Brown-Nagin does this now and again — providing an intermittent critique while recounting the story of an exceptional life that she manifestly admires. (Brown-Nagin’s previous book, the Bancroft Prize-winning “Courage to Dissent,” included a chapter on Motley.) It’s a judicious impulse that Motley, who wanted to be a lawyer from the time she was a high school student, might have appreciated — though it can be hard to tell, since “Civil Rights Queen” isn’t quite an intimate biography. Brown-Nagin focuses mainly on Motley’s life in the courtroom, as both an attorney and a judge, with only an occasional glance at her personal life, which included a happy, supportive marriage and one child, a son.

“Civil Rights Queen” is the result of diligent research; Brown-Nagin sifted through the literature, pored through the archives, talked to Motley’s clerks.

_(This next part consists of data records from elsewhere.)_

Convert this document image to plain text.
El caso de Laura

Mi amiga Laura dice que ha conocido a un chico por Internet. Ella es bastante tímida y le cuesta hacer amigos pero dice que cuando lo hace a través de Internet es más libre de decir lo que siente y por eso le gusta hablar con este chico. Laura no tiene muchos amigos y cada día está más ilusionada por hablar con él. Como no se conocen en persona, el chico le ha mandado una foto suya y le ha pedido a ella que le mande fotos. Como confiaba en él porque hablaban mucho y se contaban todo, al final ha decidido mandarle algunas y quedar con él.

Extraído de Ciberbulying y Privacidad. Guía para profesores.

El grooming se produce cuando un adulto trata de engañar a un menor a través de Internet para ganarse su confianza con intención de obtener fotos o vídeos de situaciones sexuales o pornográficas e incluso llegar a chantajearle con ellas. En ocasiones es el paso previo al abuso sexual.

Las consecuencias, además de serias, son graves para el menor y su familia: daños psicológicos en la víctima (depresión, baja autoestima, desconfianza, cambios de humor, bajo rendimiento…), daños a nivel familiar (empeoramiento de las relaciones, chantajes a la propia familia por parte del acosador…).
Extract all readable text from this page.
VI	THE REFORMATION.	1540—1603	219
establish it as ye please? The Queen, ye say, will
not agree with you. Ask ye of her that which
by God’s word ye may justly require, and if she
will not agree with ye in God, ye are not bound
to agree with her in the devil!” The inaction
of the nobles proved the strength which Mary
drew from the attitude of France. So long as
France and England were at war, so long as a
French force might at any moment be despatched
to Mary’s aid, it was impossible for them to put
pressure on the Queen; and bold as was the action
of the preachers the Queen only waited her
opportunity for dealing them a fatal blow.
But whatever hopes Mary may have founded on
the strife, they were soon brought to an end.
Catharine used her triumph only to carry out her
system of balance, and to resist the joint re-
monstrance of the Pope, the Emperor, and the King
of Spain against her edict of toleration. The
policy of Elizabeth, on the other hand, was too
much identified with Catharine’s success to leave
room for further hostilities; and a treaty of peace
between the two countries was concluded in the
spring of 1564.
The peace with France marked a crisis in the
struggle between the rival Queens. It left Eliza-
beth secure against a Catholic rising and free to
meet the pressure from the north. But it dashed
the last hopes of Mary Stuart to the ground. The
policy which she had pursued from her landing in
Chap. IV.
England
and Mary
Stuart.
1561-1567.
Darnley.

We learn that when Motley interviewed with Thurgood Marshall, who was then special counsel to the Inc Fund, he asked her to climb a ladder next to a bookshelf because “he wanted to inspect her legs and feminine form.”

Brown-Nagin situates this incident (“alleged,” she takes care to note) in terms of the ambient chauvinism of the time and Marshall’s reputation as a “Romeo”; the book as a whole offers little else by way of gossip or Motley’s own idiosyncrasies, beyond what Motley herself was willing to reveal in her memoir. (Published in 1998, that memoir doesn’t mention any specifics about the job interview, recalling only Marshall’s “total lack of formality”: “For whatever reason, I don’t remember much else.”) Brown-Nagin repeatedly describes Motley as “stately,” “steely,” “stylishly dressed” — as if her impeccable self-presentation was a form of armor, which Brown-Nagin suggests it was: “She protected herself; only a select few could peek behind the mask.”

Some of the most poignant episodes in the book recount the harrowing experiences of Motley and her clients in the South — risking their lives in their persistent efforts to make the country measure up to its stated ideals. Brown-Nagin makes clear that Motley, like the other lawyers at the Inc Fund, had to be pragmatic to the point of ruthlessness, holding clients to the most scrupulous standards of the respectability politics of the time, casting aside anyone who might jeopardize a case. But Motley also counseled exhausted and frightened clients to persist, ensuring that all the hard work they had put in wouldn’t be in vain.

The work was sometimes painful, and always painstaking; it was transformative for the country and formative for Motley. “Civil Rights Queen” is a balanced assessment of a brave and brilliant woman who helped to reconfigure the system before she became a part of it. Brown-Nagin ends by observing that, as a judge, Motley wasn’t the “gladiator” she once had been; she delivered a few “groundbreaking” opinions, but was known mainly for her fairness and dedication. Reflecting on this “paradox of opportunity” for the outsider who becomes an insider, Brown-Nagin honors her subject by being resolutely direct and unsentimental — steely, if you will. “The power structure does not fundamentally transform,” she writes. “At best, it accommodates difference.”